Родник Заславского. Родниковая вода. Вода жизни. Или живая вода. Как ее ни назови, все будет хорошо.
Пер. Ю. Цаленко.
ИСКУССТВЕННЫЕ ЦВЕТЫ
Я стоял на самой вершине Ай-Петри и встречал восход солнца.
Едва брезжил рассвет. Небо над нашими головами здесь, наверху, оставалось таким же высоким, как и в низине. Даже еще более высоким.
Все это должно занять считанные мгновения. В самом деле, сколько длится восход солнца? Мы, однако, провели добрую половину ночи у подножия вершины, вокруг пылающего костра, ожидая, когда проклюнется день. Мы сидели у огня, жались один к другому, кто обняв колени, кто полулежа в траве, кто накинув на плечи легкое одеяло, кто подбрасывая в костер охапки хвороста. Мы отгоняли сон то песнями, то разными историями. Напевали и смотрели, как вокруг нас, вблизи, вдали, вдоль всей лесополосы, отделявшей нас от вершины, пылают такие же костры.
И когда из темноты медленно стала проступать темно-зеленая стена высоких хвойных деревьев, мы все поднялись, стряхнули с себя дремоту, затоптали тлеющие угли, и, взявшись за руки, зигзагом, стали подниматься меж деревьями выше, выше, выше.
Одновременно, словно сговорившись, со всех сторон потянулись вверх сквозь лес десятки стаек. Большинство молодежи. Юноши и девушки с рюкзаками на спинах, пешеходы в запыленной одежде, пионеры из Артека в своих одинаковых панамках, другие юноши и девушки с фотоаппаратами, свисающими с плеча, с лицами, наполовину смеющимися, наполовину еще сонными, словно мамы только что прервали их самый сладкий, самый детский утренний сон. Один я, кажется, был среди них старше. Вдвое, втрое старше.
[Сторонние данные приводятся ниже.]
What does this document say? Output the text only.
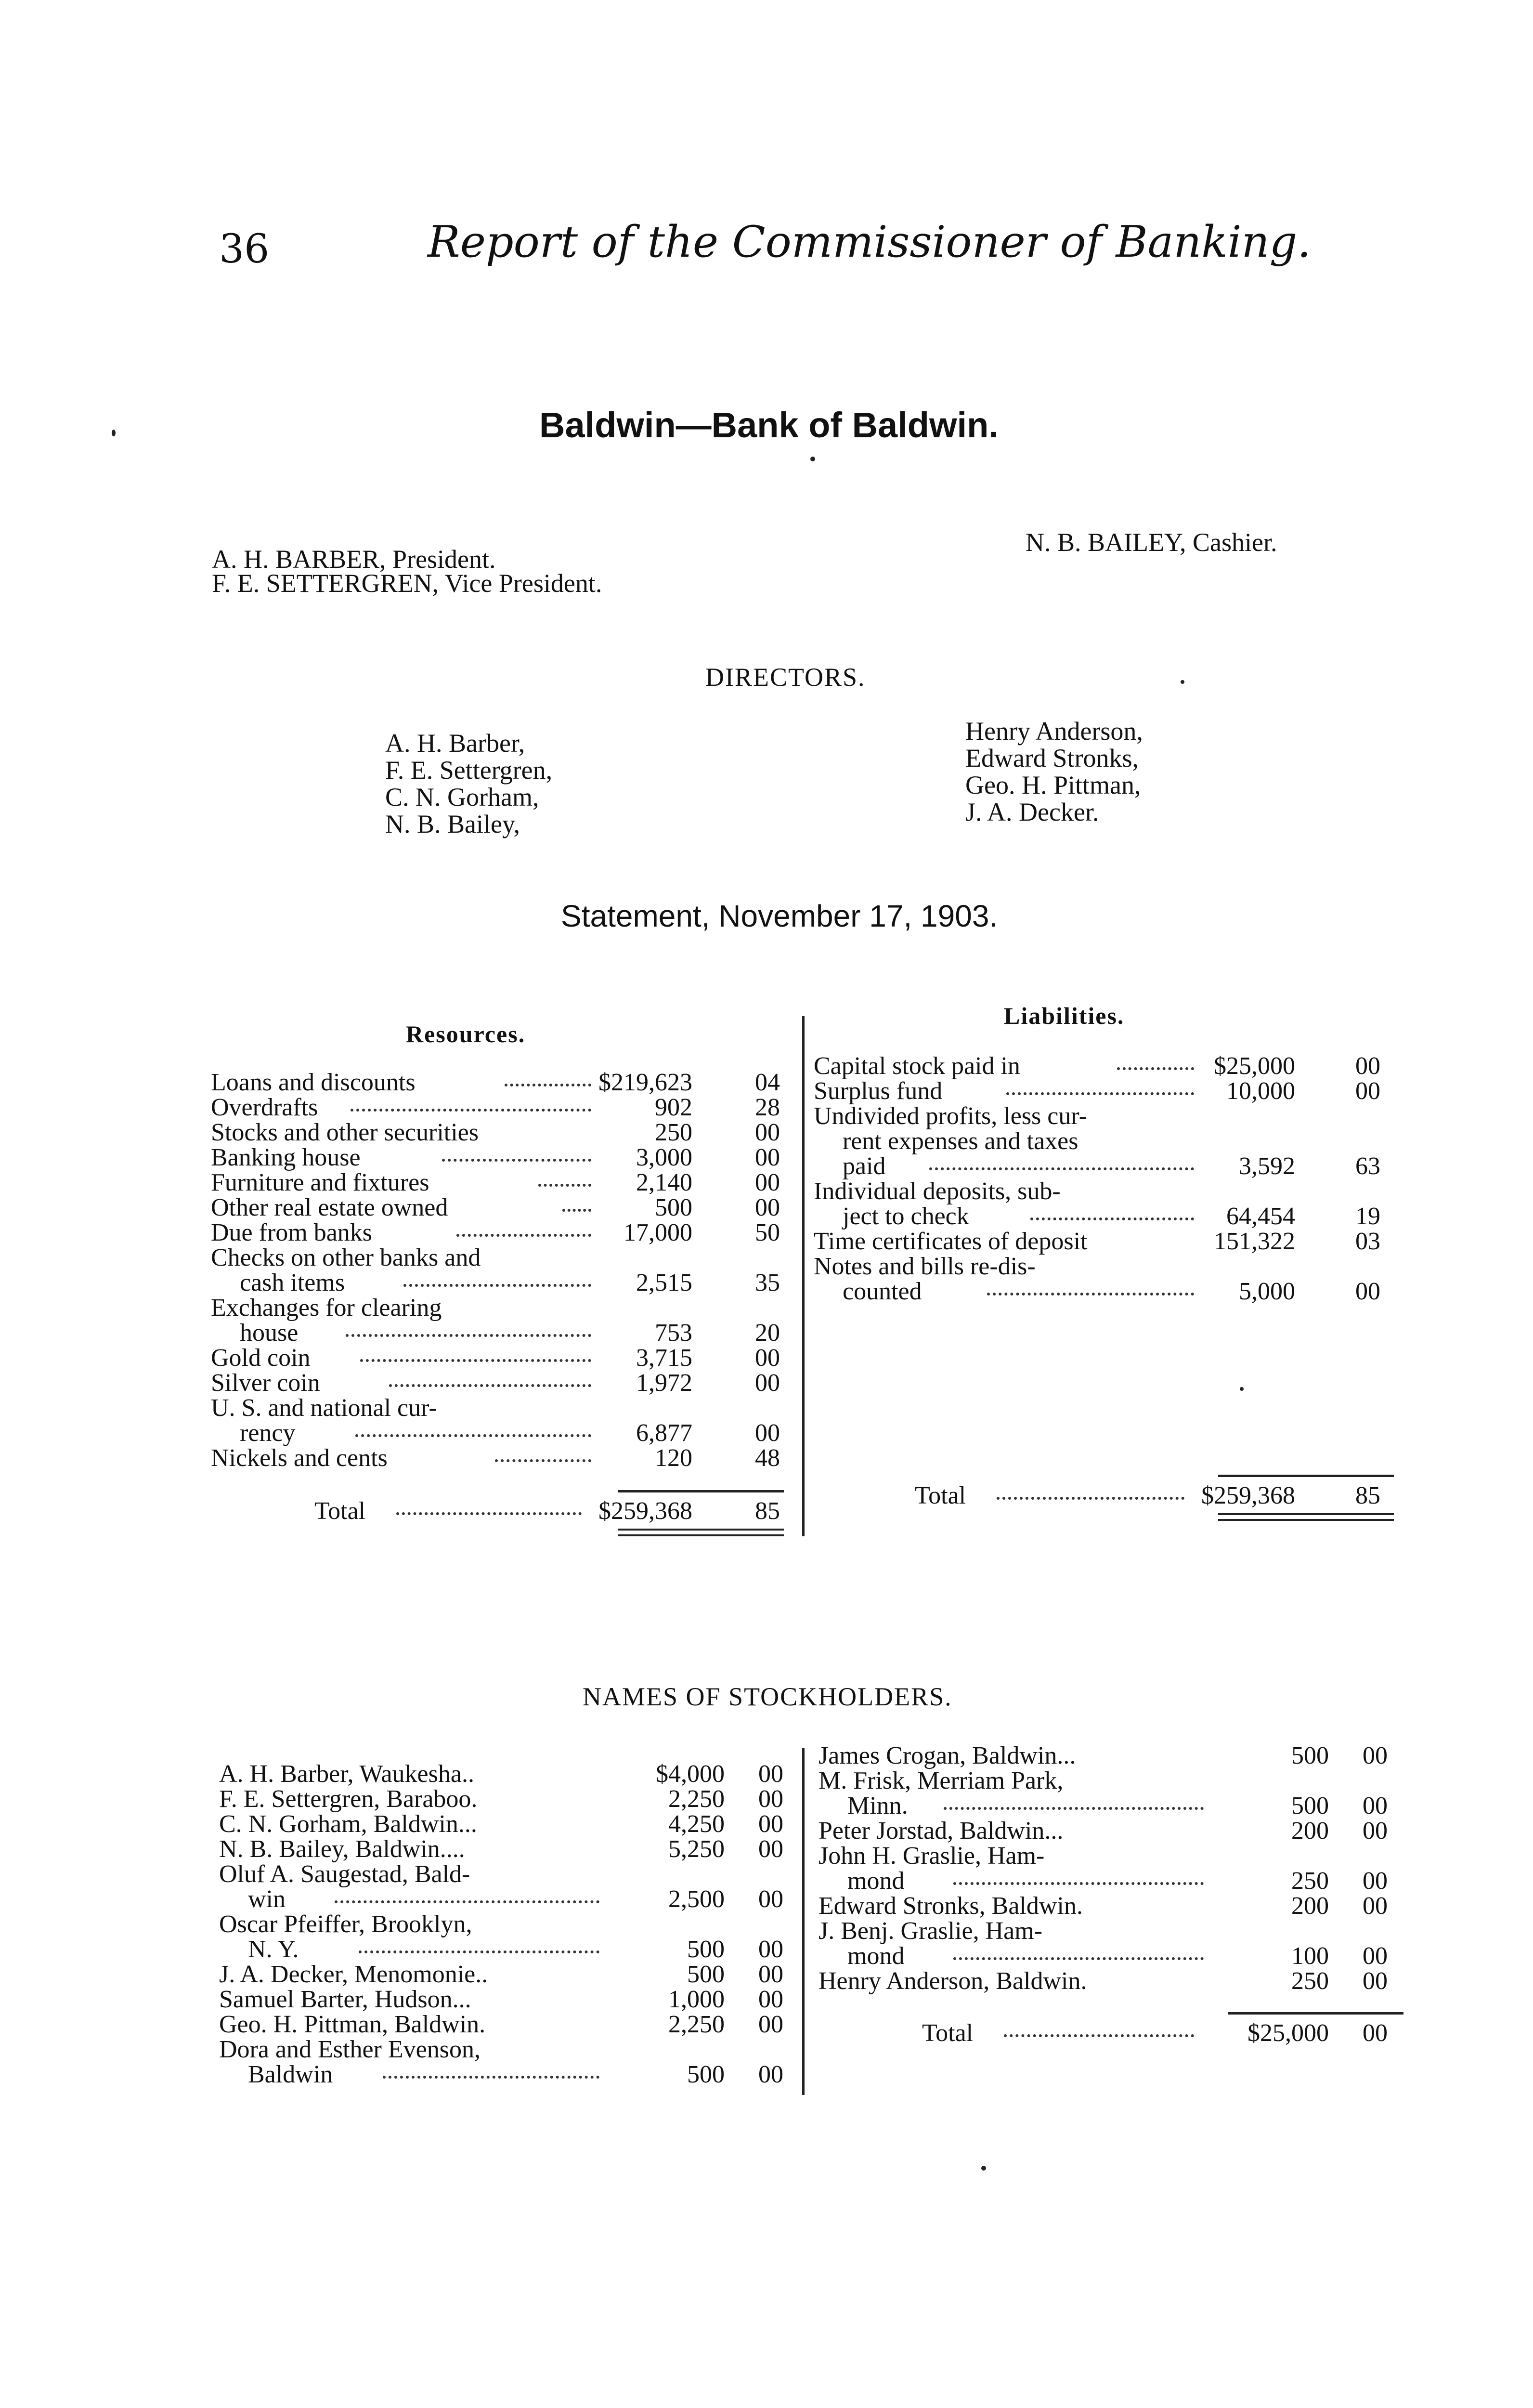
36	Report of the Commissioner of Banking.
Baldwin—Bank of Baldwin.
A. H. BARBER, President.
F. E. SETTERGREN, Vice President.
N. B. BAILEY, Cashier.
DIRECTORS.
A. H. Barber,
F. E. Settergren,
C. N. Gorham,
N. B. Bailey,
Henry Anderson,
Edward Stronks,
Geo. H. Pittman,
J. A. Decker.
Statement, November 17, 1903.
Resources.
Liabilities.
Loans and discounts	$219,623	04
Overdrafts	902	28
Stocks and other securities	250	00
Banking house	3,000	00
Furniture and fixtures	2,140	00
Other real estate owned	500	00
Due from banks	17,000	50
Checks on other banks and
cash items	2,515	35
Exchanges for clearing
house	753	20
Gold coin	3,715	00
Silver coin	1,972	00
U. S. and national cur-
rency	6,877	00
Nickels and cents	120	48
Total	$259,368	85
Capital stock paid in	$25,000 00
Surplus fund	10,000 00
Undivided profits, less cur-
rent expenses and taxes
paid	3,592 63
Individual deposits, sub-
ject to check	64,454 19
Time certificates of deposit	151,322 03
Notes and bills re-dis-
counted	5,000 00
Total	$259,368 85
NAMES OF STOCKHOLDERS.
A. H. Barber, Waukesha..	$4,000 00
F. E. Settergren, Baraboo.	2,250 00
C. N. Gorham, Baldwin...	4,250 00
N. B. Bailey, Baldwin....	5,250 00
Oluf A. Saugestad, Bald-
win	2,500 00
Oscar Pfeiffer, Brooklyn,
N. Y.	500 00
J. A. Decker, Menomonie..	500 00
Samuel Barter, Hudson...	1,000 00
Geo. H. Pittman, Baldwin.	2,250 00
Dora and Esther Evenson,
Baldwin	500 00
James Crogan, Baldwin...	500 00
M. Frisk, Merriam Park,
Minn.	500 00
Peter Jorstad, Baldwin...	200 00
John H. Graslie, Ham-
mond	250 00
Edward Stronks, Baldwin.	200 00
J. Benj. Graslie, Ham-
mond	100 00
Henry Anderson, Baldwin.	250 00
Total	$25,000 00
Мы остановились на самой вершине. Еще шаг — и глубокая, бездонная пропасть. Остановились и молчали. Голова хмельновато кружилась. Возможно, из-за такой высоты, а возможно, из-за красот, которые открылись на много километров внизу, в бездне.
Совсем-совсем близко — казалось, один прыжок, и ты там — как бы прорастая из пропасти, торчали острые верхушки нескольких высоченных, узкогранных, диких скал. Они, видимо, остались торчать, отколотые, когда смешались море, лес, горы и поля. Из сосновых лесов, окаймляющих скалы внизу, ветры, наверное, взвихривают ввысь лесные семена. То здесь, то там растут в расселинах скал старые сосны с горбато-скрюченными ветвями, подобно оленьим рогам. Черные провалы в трещинах скал, вероятно, огромные гнезда. Орлы в своих гнездах еще спят.
Бесконечно простирается море, где-то далеко-далеко сливаясь с небом. Теперь, утром, море безмятежно. Кутает свои волны, словно плечи, в тонкую прозрачную дымку. Кусок моря синеват, кусок — зелен, кусок — сер, лилов, розоват. Но когда хорошо всматриваешься в море, оно повсюду черное. Особенно у берега, где оторочено яростно-белой пеной прибоя.